Besserung: Nur der Großbetrieb kann es schaffen. (Eine ähnliche Erscheinung sehen wir bei den Garagenbetrieben.) Kleinbetriebe sind auf solchen Gebieten ein Unfug. Dieser ›schwer kämpfende Mittelstand‹ hat keine Existenzberechtigung; wären alle diese kleinen Unternehmer in einem Großbetrieb angestellt, so könnte es besser gehen. Es könnte.

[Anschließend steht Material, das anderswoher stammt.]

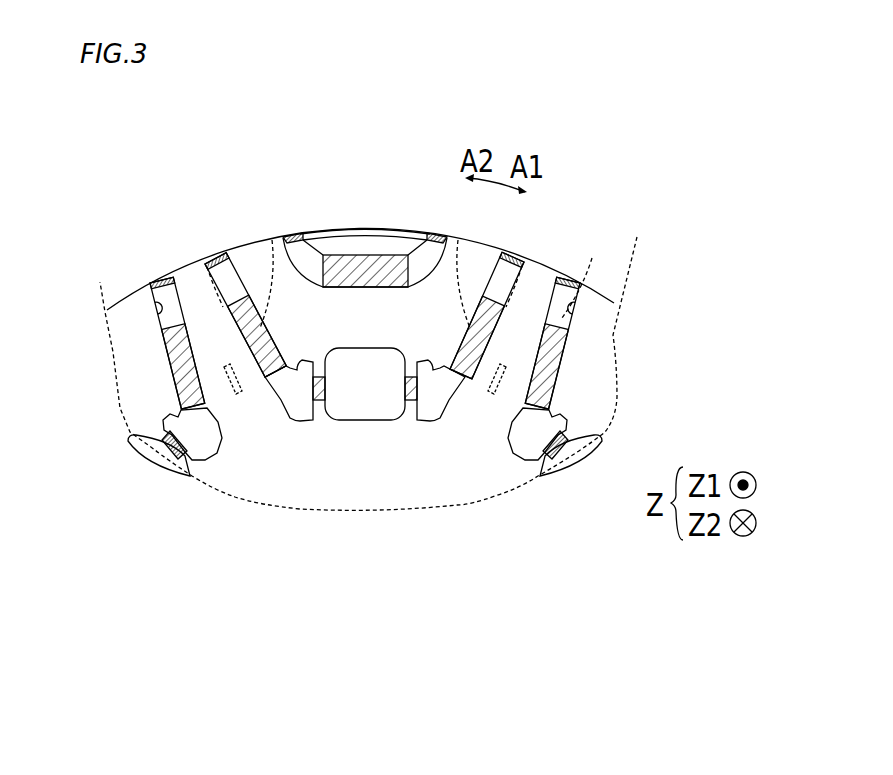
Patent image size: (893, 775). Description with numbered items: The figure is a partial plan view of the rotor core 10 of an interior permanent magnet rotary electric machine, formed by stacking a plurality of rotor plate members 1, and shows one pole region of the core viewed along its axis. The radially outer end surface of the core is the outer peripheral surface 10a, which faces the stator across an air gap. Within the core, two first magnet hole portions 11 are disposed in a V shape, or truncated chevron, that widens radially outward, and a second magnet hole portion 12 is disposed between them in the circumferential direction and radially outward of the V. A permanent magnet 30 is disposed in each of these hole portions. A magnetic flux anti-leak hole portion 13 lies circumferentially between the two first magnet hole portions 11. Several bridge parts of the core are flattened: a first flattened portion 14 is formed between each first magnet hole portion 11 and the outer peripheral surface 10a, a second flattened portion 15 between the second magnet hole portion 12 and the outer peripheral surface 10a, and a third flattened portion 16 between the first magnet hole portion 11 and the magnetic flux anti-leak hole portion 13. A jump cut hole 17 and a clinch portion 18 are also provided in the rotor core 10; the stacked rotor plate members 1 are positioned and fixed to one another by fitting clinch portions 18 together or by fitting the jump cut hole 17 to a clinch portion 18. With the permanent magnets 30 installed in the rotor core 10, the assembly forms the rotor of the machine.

The rotor plate member 1 is at (278, 460).
The rotor core 10 is at (102, 157).
The outer peripheral surface 10a is at (368, 229).
The first magnet hole portion 11 is at (153, 306).
The second magnet hole portion 12 is at (427, 284).
The magnetic flux anti-leak hole portion 13 is at (357, 417).
The first flattened portion 14 is at (107, 307).
The second flattened portion 15 is at (290, 238).
The third flattened portion 16 is at (302, 418).
The jump cut hole 17 is at (240, 392).
The clinch portion 18 is at (365, 445).
The permanent magnet 30 is at (665, 329).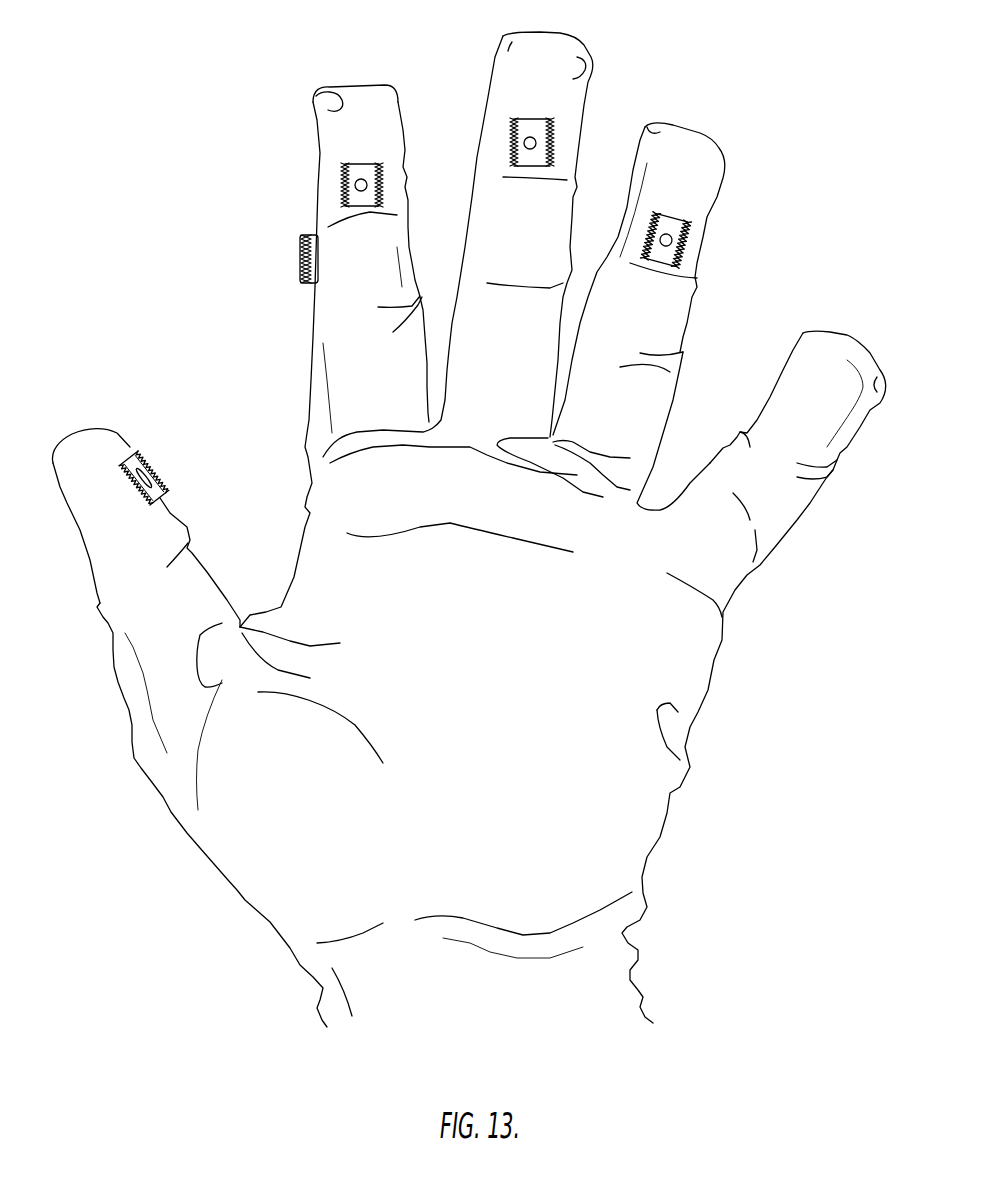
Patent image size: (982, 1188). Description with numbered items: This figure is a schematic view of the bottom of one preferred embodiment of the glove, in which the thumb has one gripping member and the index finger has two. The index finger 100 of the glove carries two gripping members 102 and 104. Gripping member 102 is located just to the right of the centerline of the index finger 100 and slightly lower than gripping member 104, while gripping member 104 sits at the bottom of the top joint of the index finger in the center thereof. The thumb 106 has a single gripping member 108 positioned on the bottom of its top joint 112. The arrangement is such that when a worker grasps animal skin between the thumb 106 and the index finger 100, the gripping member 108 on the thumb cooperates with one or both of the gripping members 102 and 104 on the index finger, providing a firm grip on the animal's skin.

The index finger 100 is at (357, 86).
The gripping member 102 is at (302, 260).
The gripping member 104 is at (384, 190).
The thumb 106 is at (75, 432).
The gripping member 108 is at (160, 469).
The top joint 112 is at (80, 480).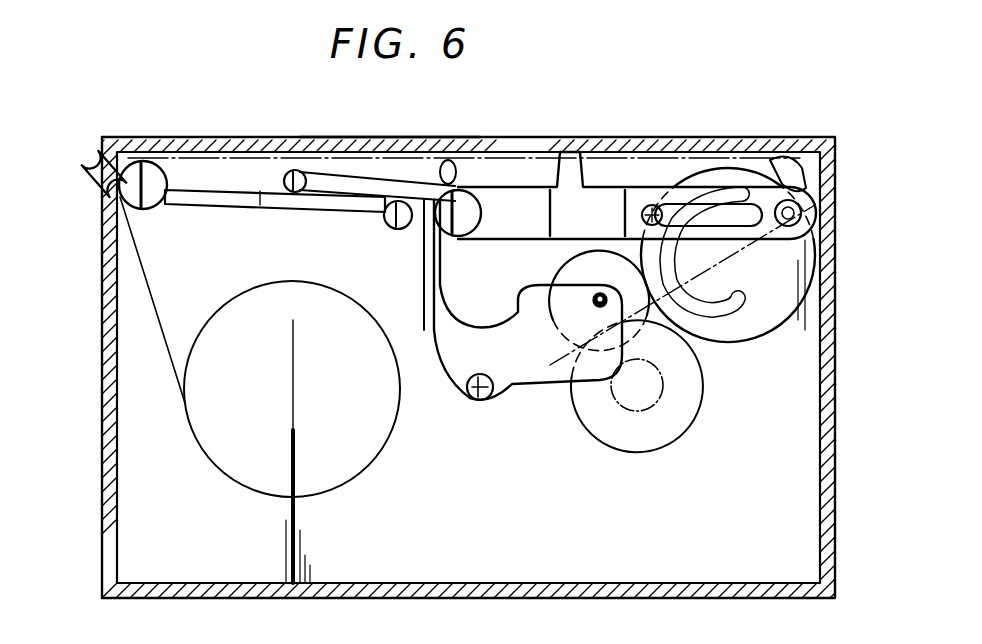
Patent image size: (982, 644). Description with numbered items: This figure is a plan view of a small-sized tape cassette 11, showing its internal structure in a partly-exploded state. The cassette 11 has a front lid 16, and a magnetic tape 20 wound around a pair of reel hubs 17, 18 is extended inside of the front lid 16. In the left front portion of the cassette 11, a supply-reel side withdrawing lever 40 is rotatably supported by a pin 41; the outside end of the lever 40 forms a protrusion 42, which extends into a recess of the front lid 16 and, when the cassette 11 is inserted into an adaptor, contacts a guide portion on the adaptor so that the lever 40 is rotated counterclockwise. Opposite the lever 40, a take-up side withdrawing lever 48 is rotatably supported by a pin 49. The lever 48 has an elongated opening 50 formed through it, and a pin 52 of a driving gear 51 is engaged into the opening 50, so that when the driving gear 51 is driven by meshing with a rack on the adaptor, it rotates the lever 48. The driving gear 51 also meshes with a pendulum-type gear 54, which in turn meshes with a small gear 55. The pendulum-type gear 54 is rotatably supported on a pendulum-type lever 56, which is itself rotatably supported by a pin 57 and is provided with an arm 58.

The small-sized tape cassette 11 is at (100, 468).
The front lid 16 is at (392, 137).
The reel hub 17 is at (330, 495).
The reel hub 18 is at (700, 405).
The magnetic tape 20 is at (636, 158).
The supply-reel side withdrawing lever 40 is at (258, 205).
The pin 41 is at (158, 204).
The protrusion 42 is at (92, 148).
The take-up side withdrawing lever 48 is at (520, 205).
The pin 49 is at (800, 212).
The elongated opening 50 is at (735, 215).
The driving gear 51 is at (786, 320).
The pin 52 is at (676, 270).
The pendulum-type gear 54 is at (565, 258).
The small gear 55 is at (642, 412).
The pendulum-type lever 56 is at (436, 368).
The pin 57 is at (488, 398).
The arm 58 is at (424, 252).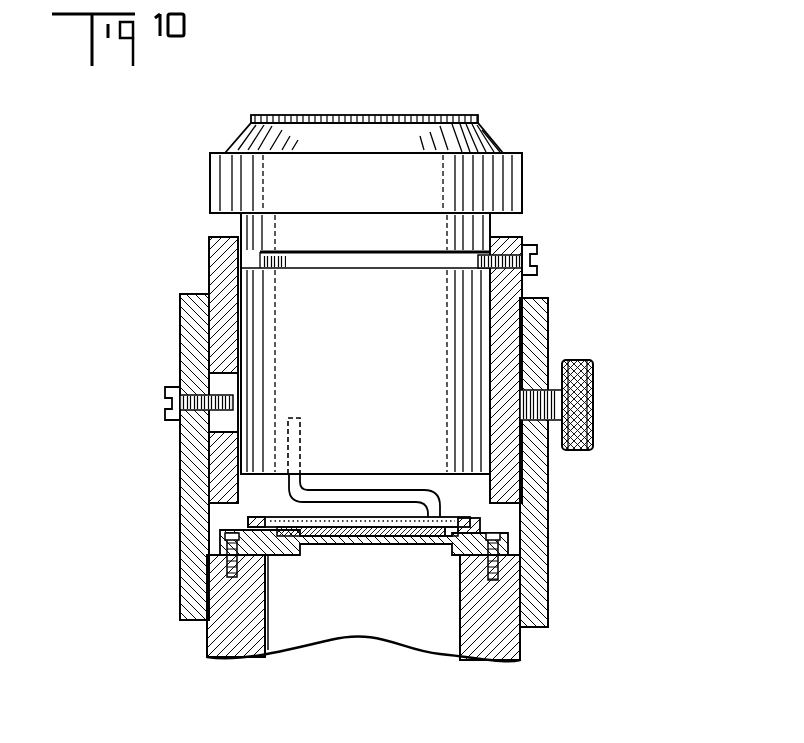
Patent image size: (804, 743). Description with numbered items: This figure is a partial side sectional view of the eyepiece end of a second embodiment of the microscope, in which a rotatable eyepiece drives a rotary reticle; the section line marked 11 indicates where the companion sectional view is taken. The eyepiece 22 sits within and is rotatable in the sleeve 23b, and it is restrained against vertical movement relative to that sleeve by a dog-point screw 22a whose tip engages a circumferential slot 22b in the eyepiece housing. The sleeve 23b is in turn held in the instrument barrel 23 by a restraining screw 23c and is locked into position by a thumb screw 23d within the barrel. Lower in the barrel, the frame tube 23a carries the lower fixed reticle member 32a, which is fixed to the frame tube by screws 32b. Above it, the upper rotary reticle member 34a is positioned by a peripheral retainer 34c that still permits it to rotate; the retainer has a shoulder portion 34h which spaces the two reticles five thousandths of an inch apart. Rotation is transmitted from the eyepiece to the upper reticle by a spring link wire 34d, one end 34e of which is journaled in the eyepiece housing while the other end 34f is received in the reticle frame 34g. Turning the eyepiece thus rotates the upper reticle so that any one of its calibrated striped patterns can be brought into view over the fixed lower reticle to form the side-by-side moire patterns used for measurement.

The eyepiece 22 is at (480, 132).
The dog-point screw 22a is at (537, 250).
The circumferential slot 22b is at (342, 262).
The barrel member 23 is at (537, 325).
The frame tube 23a is at (233, 637).
The sleeve 23b is at (223, 272).
The restraining screw 23c is at (168, 392).
The thumb screw 23d is at (583, 396).
The lower fixed reticle member 32a is at (313, 539).
The screws 32b is at (228, 562).
The rotary reticle member 34a is at (298, 517).
The peripheral retainer 34c is at (480, 524).
The spring link wire 34d is at (348, 496).
The end of spring link wire 34e is at (301, 433).
The end of spring link wire 34f is at (437, 509).
The reticle frame 34g is at (388, 524).
The shoulder portion 34h is at (454, 530).
The section line for FIG. 11 is at (82, 455).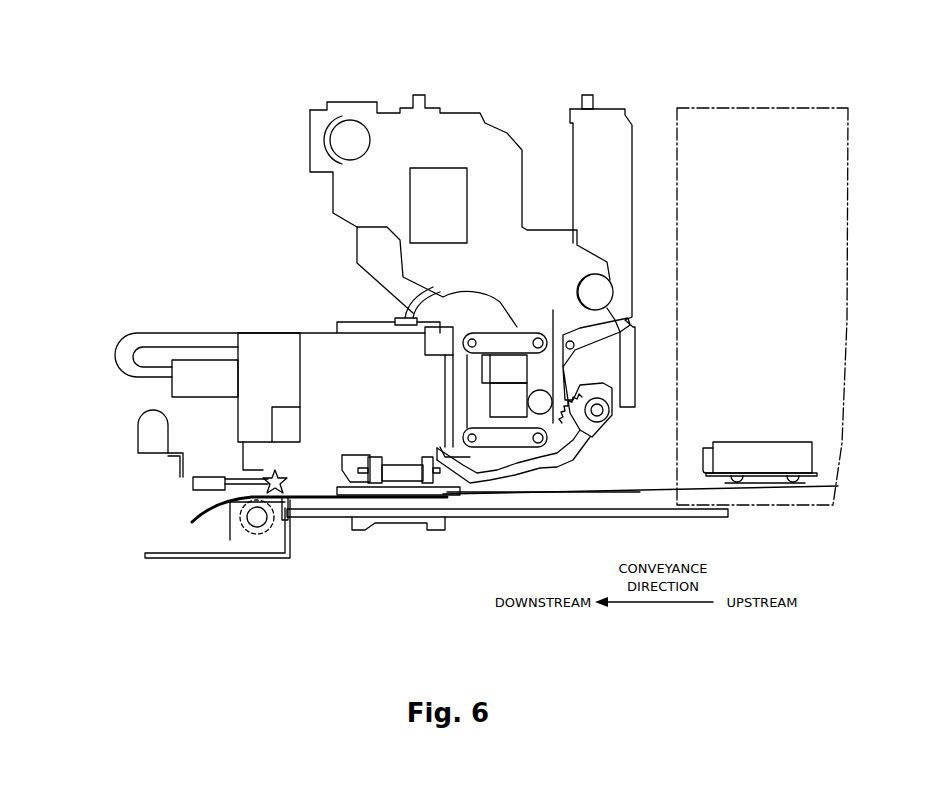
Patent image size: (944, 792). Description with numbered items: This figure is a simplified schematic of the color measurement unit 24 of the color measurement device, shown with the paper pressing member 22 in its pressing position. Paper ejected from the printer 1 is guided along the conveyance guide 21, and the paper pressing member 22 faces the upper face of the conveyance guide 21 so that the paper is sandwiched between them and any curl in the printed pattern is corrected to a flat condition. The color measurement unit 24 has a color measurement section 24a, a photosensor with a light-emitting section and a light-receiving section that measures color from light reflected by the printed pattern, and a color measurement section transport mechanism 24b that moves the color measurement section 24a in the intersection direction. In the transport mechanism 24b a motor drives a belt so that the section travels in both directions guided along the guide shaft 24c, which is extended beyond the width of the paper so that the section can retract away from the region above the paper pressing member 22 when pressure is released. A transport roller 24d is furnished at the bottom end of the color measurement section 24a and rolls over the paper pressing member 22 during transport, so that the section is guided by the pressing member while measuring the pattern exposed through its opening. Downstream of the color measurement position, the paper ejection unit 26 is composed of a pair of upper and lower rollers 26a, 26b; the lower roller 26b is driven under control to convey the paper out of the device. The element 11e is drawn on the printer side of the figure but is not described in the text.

The printer 1 is at (767, 108).
The cutter carriage 11e is at (804, 422).
The conveyance guide 21 is at (408, 503).
The paper pressing member 22 is at (343, 508).
The color measurement unit 24 is at (284, 233).
The color measurement section 24a is at (325, 345).
The color measurement section transport mechanism 24b is at (650, 230).
The guide shaft 24c is at (613, 292).
The transport roller 24d is at (440, 463).
The paper ejection unit 26 is at (126, 435).
The upper roller 26a is at (268, 474).
The lower roller 26b is at (258, 532).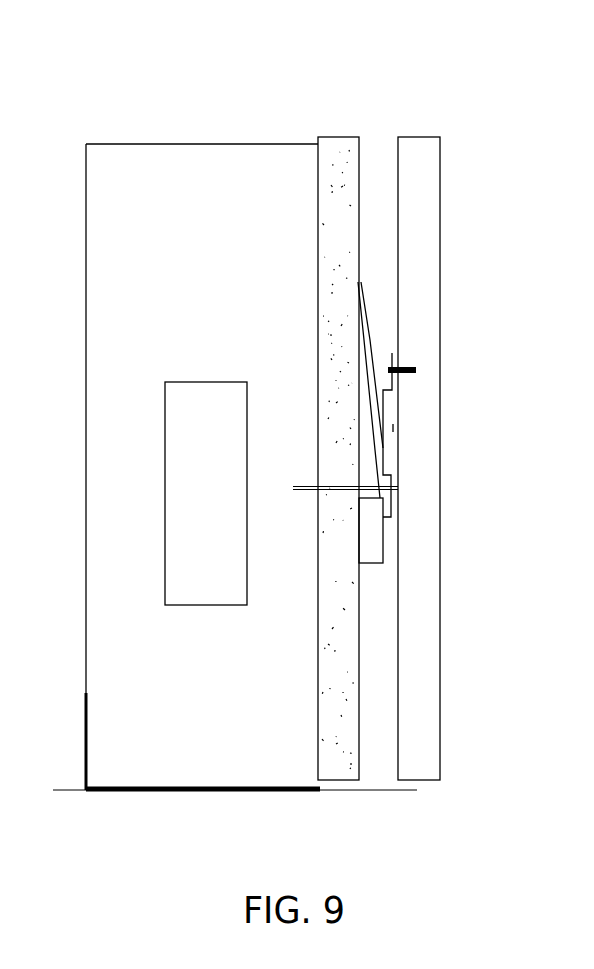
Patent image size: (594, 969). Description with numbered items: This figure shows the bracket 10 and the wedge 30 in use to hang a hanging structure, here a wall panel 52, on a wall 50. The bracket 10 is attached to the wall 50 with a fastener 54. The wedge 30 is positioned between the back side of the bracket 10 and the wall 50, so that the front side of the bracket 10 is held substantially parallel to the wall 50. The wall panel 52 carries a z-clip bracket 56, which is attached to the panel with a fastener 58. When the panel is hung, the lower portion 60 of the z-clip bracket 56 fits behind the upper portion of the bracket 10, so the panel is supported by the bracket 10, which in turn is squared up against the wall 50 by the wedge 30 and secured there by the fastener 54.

The bracket 10 is at (392, 467).
The wedge 30 is at (365, 370).
The wall 50 is at (335, 137).
The wall panel 52 is at (420, 137).
The fastener 54 is at (310, 490).
The z-clip bracket 56 is at (392, 407).
The fastener 58 is at (415, 372).
The lower portion of the z-clip bracket 60 is at (395, 430).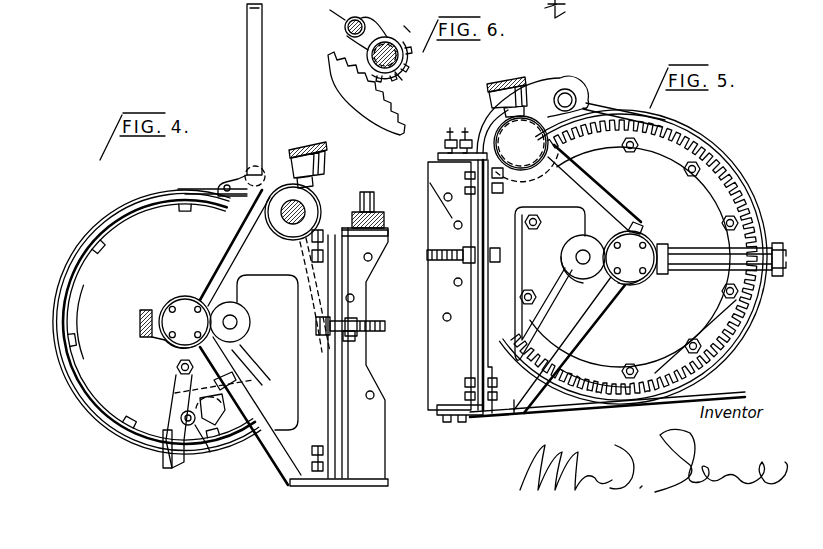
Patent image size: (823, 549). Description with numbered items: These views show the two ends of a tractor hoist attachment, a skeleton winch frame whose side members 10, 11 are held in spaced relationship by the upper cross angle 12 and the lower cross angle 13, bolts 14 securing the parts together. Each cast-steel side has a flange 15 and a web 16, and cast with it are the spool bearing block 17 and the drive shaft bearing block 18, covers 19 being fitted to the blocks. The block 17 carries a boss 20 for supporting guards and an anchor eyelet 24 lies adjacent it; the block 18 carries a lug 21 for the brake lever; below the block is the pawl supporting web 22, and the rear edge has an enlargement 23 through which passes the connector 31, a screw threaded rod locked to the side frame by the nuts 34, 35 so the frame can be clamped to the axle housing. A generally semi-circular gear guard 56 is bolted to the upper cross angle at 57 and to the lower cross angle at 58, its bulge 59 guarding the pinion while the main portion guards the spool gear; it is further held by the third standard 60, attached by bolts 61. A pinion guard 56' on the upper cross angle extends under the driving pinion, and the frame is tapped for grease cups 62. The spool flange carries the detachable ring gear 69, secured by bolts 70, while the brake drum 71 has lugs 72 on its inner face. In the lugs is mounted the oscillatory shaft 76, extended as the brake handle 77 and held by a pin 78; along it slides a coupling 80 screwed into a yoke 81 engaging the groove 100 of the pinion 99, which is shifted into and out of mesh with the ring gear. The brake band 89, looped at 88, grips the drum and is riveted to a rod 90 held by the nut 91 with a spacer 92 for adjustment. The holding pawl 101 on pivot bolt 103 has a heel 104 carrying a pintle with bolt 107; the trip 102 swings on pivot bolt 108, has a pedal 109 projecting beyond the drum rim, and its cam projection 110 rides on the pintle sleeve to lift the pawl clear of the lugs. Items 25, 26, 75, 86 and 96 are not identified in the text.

In FIG. 4, the side member 10 is at (294, 488).
In FIG. 5, the side member 10 is at (586, 313).
In FIG. 5, the side member 11 is at (513, 417).
In FIG. 4, the upper cross angle 12 is at (379, 238).
In FIG. 4, the lower cross angle 13 is at (347, 488).
In FIG. 5, the lower cross angle 13 is at (484, 286).
In FIG. 4, the bolts 14 is at (312, 256).
In FIG. 4, the flange 15 is at (266, 455).
In FIG. 5, the flange 15 is at (583, 338).
In FIG. 4, the web 16 is at (279, 430).
In FIG. 5, the web 16 is at (550, 283).
In FIG. 4, the spool bearing block 17 is at (170, 347).
In FIG. 5, the spool bearing block 17 is at (648, 283).
In FIG. 4, the drive shaft bearing block 18 is at (306, 197).
In FIG. 4, the covers 19 is at (178, 304).
In FIG. 5, the covers 19 is at (645, 240).
In FIG. 4, the boss 20 is at (148, 312).
In FIG. 5, the boss 20 is at (676, 246).
In FIG. 5, the lug 21 is at (594, 103).
In FIG. 4, the pawl supporting web 22 is at (222, 430).
In FIG. 4, the enlargement 23 is at (352, 334).
In FIG. 5, the enlargement 23 is at (492, 264).
In FIG. 4, the anchor eyelet 24 is at (233, 321).
In FIG. 5, the anchor eyelet 24 is at (580, 263).
In FIG. 4, the side plate 25 is at (368, 445).
In FIG. 5, the mounting plate 26 is at (436, 342).
In FIG. 4, the connector 31 is at (373, 320).
In FIG. 5, the connector 31 is at (435, 250).
In FIG. 4, the nut 34 is at (316, 326).
In FIG. 5, the nut 34 is at (530, 232).
In FIG. 4, the nut 35 is at (360, 299).
In FIG. 5, the nut 35 is at (465, 263).
In FIG. 5, the gear guard 56 is at (634, 257).
In FIG. 5, the pinion guard 56' is at (539, 161).
In FIG. 5, the bolting point 57 is at (465, 128).
In FIG. 5, the bolting point 58 is at (461, 427).
In FIG. 5, the bulge 59 is at (558, 80).
In FIG. 5, the third standard 60 is at (708, 266).
In FIG. 5, the bolts 61 is at (780, 278).
In FIG. 4, the grease cups 62 is at (320, 160).
In FIG. 5, the grease cups 62 is at (497, 88).
In FIG. 6, the ring gear 69 is at (335, 72).
In FIG. 5, the ring gear 69 is at (654, 374).
In FIG. 5, the bolts 70 is at (733, 353).
In FIG. 4, the brake drum 71 is at (88, 378).
In FIG. 4, the lugs 72 is at (162, 218).
In FIG. 6, the pin 75 is at (330, 12).
In FIG. 6, the oscillatory shaft 76 is at (363, 18).
In FIG. 5, the oscillatory shaft 76 is at (568, 99).
In FIG. 4, the brake handle 77 is at (247, 82).
In FIG. 5, the pin 78 is at (537, 84).
In FIG. 6, the coupling 80 is at (345, 27).
In FIG. 6, the yoke 81 is at (343, 34).
In FIG. 4, the bracket bar 86 is at (236, 209).
In FIG. 4, the loop 88 is at (232, 179).
In FIG. 4, the brake band 89 is at (113, 213).
In FIG. 4, the rod 90 is at (371, 249).
In FIG. 4, the nut 91 is at (373, 200).
In FIG. 4, the spacer 92 is at (376, 222).
In FIG. 4, the pinion gear 96 is at (288, 226).
In FIG. 6, the pinion gear 96 is at (374, 63).
In FIG. 6, the pinion 99 is at (398, 74).
In FIG. 6, the groove 100 is at (406, 33).
In FIG. 4, the pawl 101 is at (264, 373).
In FIG. 4, the trip 102 is at (173, 401).
In FIG. 4, the pivot bolt 103 is at (222, 385).
In FIG. 4, the heel 104 is at (201, 446).
In FIG. 4, the bolt 107 is at (185, 428).
In FIG. 4, the pivot bolt 108 is at (185, 322).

Denn da besteht eine Gefahr, die wir bei den gemischtwirtschaftlichen Betrieben der Städte sehen, im Gaswerk, im Wasser–, im Elektrizitätswerk: die arbeiten oft rein bürokratisch und kümmern sich den Teufel um den Kunden. Die moderne kapitalistische Arbeit neigt immer mehr dazu, die Arbeit als einen Faktor des Innendienstes um des Reglements willen zu erledigen; sie wird Selbstzweck, ihr eigentlicher Sinn wird in den meisten Fällen vollständig vergessen, und der Kunde, dem sie nutzen soll, wird vernachlässigt. Man sehe sich in Deutschland, dem Lande der Arbeitslosigkeit, an, mit welch merkwürdiger, verbissener Zähigkeit diese Arbeit geleistet wird – immer mit dem Auge auf die Stempelkarte, mit dem andern auf eine etwaige Pension; dazu durchweg Ablehnung jeder Haftung nach außen. Das Desinteressement dieser Millionen von Angestellten und Arbeitern muß vollkommen sein: sie werden so schlecht bezahlt, so mäßig ausgebildet und so überdrillt, dass für Lust an der Arbeit, für Freude am Werk nichts übrig bleiben kann. Das ist mit fader Gewerkschaftspolitik und direktionsfrommen Betriebszeitungen nicht zu erreichen. Nicht ihnen gereicht der Zustand zum Vorwurf, sondern dem System des Kapitalismus. Der Kunde, das letzte Glied an der Kette des ›Dienstes‹, ist nur noch Anlaß und Ornament; es regieren die Kartotheken, die Akten, das Büro. In Deutschland arbeiten die Arbeiter, damit die Angestellten etwas zu schreiben haben.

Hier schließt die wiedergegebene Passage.